The petition closed with 7,406 validated signatures.

Thus, the petition was presented to Parliament .

And , the Attorney General of Canada and Minister of Justice Jody Wilson-Raybould has tabled an official response:

[Photo of Jody Wilson-Raybould.]

Jody Wilson-Raybould

The government is committed to maintaining a fair, relevant, and accessible justice system for all

In her mandate letter, the Minister of Justice and Attorney General of Canada has been asked to conduct a broad review of our criminal justice system. The Minister’s overarching goal is to ensure our legislation meets the highest standards of equity, fairness, and respect for the rule of law as well as the Constitution of Canada.

The crime of blasphemous libel, although included in the original Criminal Code of 1892, has not been the subject of a reported legal case since 1935. In 1979, a charge of blasphemous libel was laid in Ontario in a case involving the showing of Monty Python’s Life of Brian, but the charge was stayed.

Blasphemous libel, along with numerous other provisions of the Criminal Code, are presently under review by the Minister and her officials. The Minister looks forward to addressing these provisions in the course of her mandate.

This is a good response. Naturally it’s couched in cautious, non-committal language we’d expect from government, wrapped in assertions of their commitment to vaguely positive principles like equity and fairness. But the response takes pains to point out that the law hasn’t been used since 1935, save for the one clearly misguided attempt in the late 1970s. That seems to be an acknowledgement that the law is long past its shelf life, and the first steps in the preparation of a political justification for scrapping it.

Obviously the job’s not done yet. But we have made progress. I’d like to give thanks to all the Canadian SHAFT organizations who helped push this issue, and the petition, in the last year or two.
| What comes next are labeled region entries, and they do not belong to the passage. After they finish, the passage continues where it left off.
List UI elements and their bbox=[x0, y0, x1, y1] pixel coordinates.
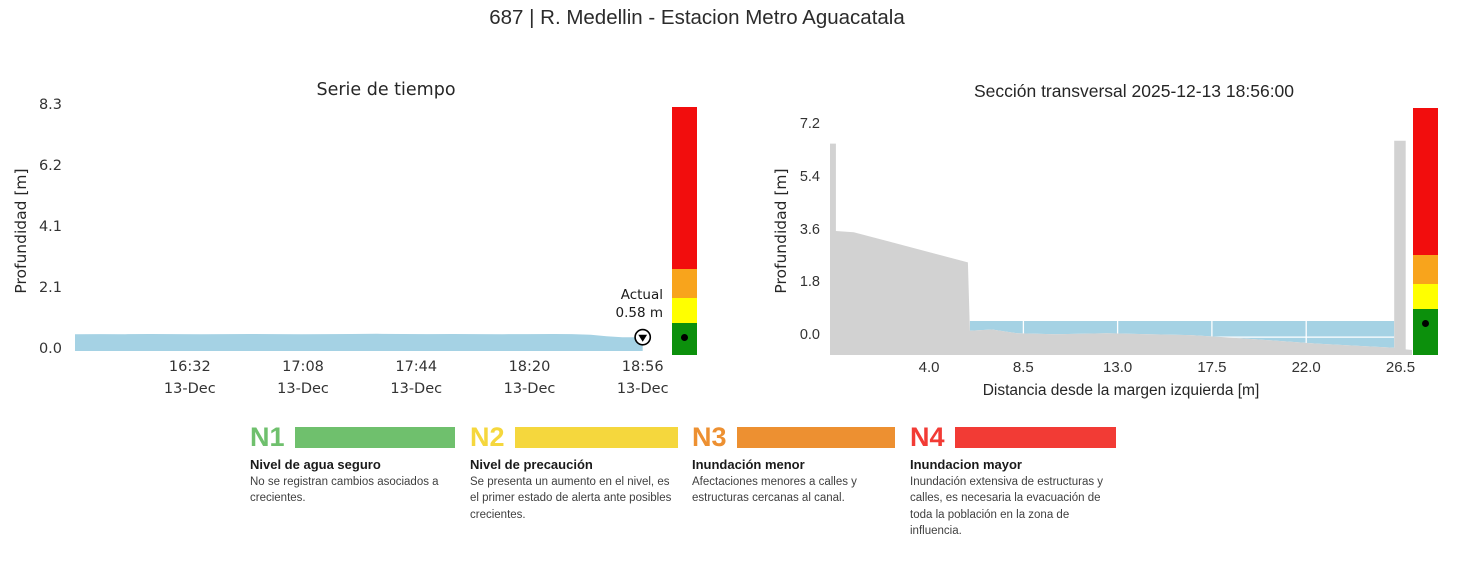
y-tick-label: 7.2 bbox=[799, 116, 820, 133]
y-tick-label: 6.2 bbox=[38, 158, 62, 174]
water-level-series bbox=[75, 333, 643, 351]
x-tick-label: 18:20 13-Dec bbox=[503, 359, 556, 397]
x-tick-label: 22.0 bbox=[1291, 359, 1321, 376]
y-tick-label: 2.1 bbox=[38, 280, 62, 296]
crosssection-plot bbox=[830, 107, 1412, 355]
n3-code: N3 bbox=[692, 422, 727, 452]
annotation-value: 0.58 m bbox=[615, 304, 663, 321]
alert-segment-n4 bbox=[1413, 108, 1438, 256]
alert-colorbar-crosssection bbox=[1413, 108, 1438, 355]
current-level-dot bbox=[1422, 319, 1429, 327]
n1-code: N1 bbox=[250, 422, 285, 452]
n3-title: Inundación menor bbox=[692, 457, 805, 472]
alert-segment-n3 bbox=[1413, 255, 1438, 285]
timeseries-title: Serie de tiempo bbox=[316, 80, 456, 100]
page-title: 687 | R. Medellin - Estacion Metro Aguac… bbox=[489, 6, 905, 29]
legend-level-n2: N2 Nivel de precaución Se presenta un au… bbox=[470, 424, 678, 523]
n2-title: Nivel de precaución bbox=[470, 457, 593, 472]
alert-segment-n4 bbox=[672, 107, 697, 269]
crosssection-title: Sección transversal 2025-12-13 18:56:00 bbox=[973, 81, 1295, 101]
x-tick-label: 18:56 13-Dec bbox=[616, 359, 669, 397]
n4-code: N4 bbox=[910, 422, 945, 452]
y-tick-label: 0.0 bbox=[38, 341, 62, 357]
alert-segment-n2 bbox=[672, 298, 697, 324]
y-tick-label: 1.8 bbox=[799, 274, 820, 291]
x-tick-label: 17:44 13-Dec bbox=[390, 359, 443, 397]
n1-color-bar bbox=[294, 427, 455, 448]
current-level-marker bbox=[634, 328, 652, 346]
y-tick-label: 0.0 bbox=[799, 327, 820, 344]
n2-description: Se presenta un aumento en el nivel, es e… bbox=[470, 476, 672, 521]
y-tick-label: 8.3 bbox=[38, 97, 62, 113]
n2-code: N2 bbox=[470, 422, 505, 452]
alert-segment-n1 bbox=[1413, 309, 1438, 355]
x-tick-label: 4.0 bbox=[918, 359, 940, 376]
n4-description: Inundación extensiva de estructuras y ca… bbox=[910, 476, 1104, 537]
x-tick-label: 17:08 13-Dec bbox=[277, 359, 329, 397]
x-tick-label: 13.0 bbox=[1103, 359, 1133, 376]
x-tick-label: 17.5 bbox=[1197, 359, 1227, 376]
n3-color-bar bbox=[736, 427, 895, 448]
n1-description: No se registran cambios asociados a crec… bbox=[250, 476, 439, 505]
crosssection-x-axis-label: Distancia desde la margen izquierda [m] bbox=[982, 382, 1260, 399]
n4-color-bar bbox=[954, 427, 1116, 448]
alert-segment-n3 bbox=[672, 268, 697, 299]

And I’d like to thank Greg Oliver and the CSA for kicking the petition off, and every single one of those 7,406 validated signers. Well, 7,405; you’re welcome.

I’d suggest to all readers to take a moment to write up a quick letter of thanks to MP Ali Ehsassi of Willowdale for stepping up for us. You can send him an email at Ali.Ehsassi@parl.gc.ca, but remember that mail sent to MPs in Ottawa is postage free! Just address it as follows:

Ali Ehsassi
House of Commons
Ottawa ON K1A 0A6

and optionally include your return address in the top left corner.

While you’re at it, I’d suggest also writing Justice Minister Wilson-Raybould (Jody.Wilson-Raybould@parl.gc.ca), and encouraging her to push forward on this issue (just replace Ehsassi’s name with Wilson-Raybould’s in the address format above). You could also write your local MP, too, if it’s not one of those two.

We’re seeing action on this issue at last! So now is not the time to relax the pressure, now is the time to really pile it on. Let’s see if we can make 2017 the year the blasphemy law fades into history.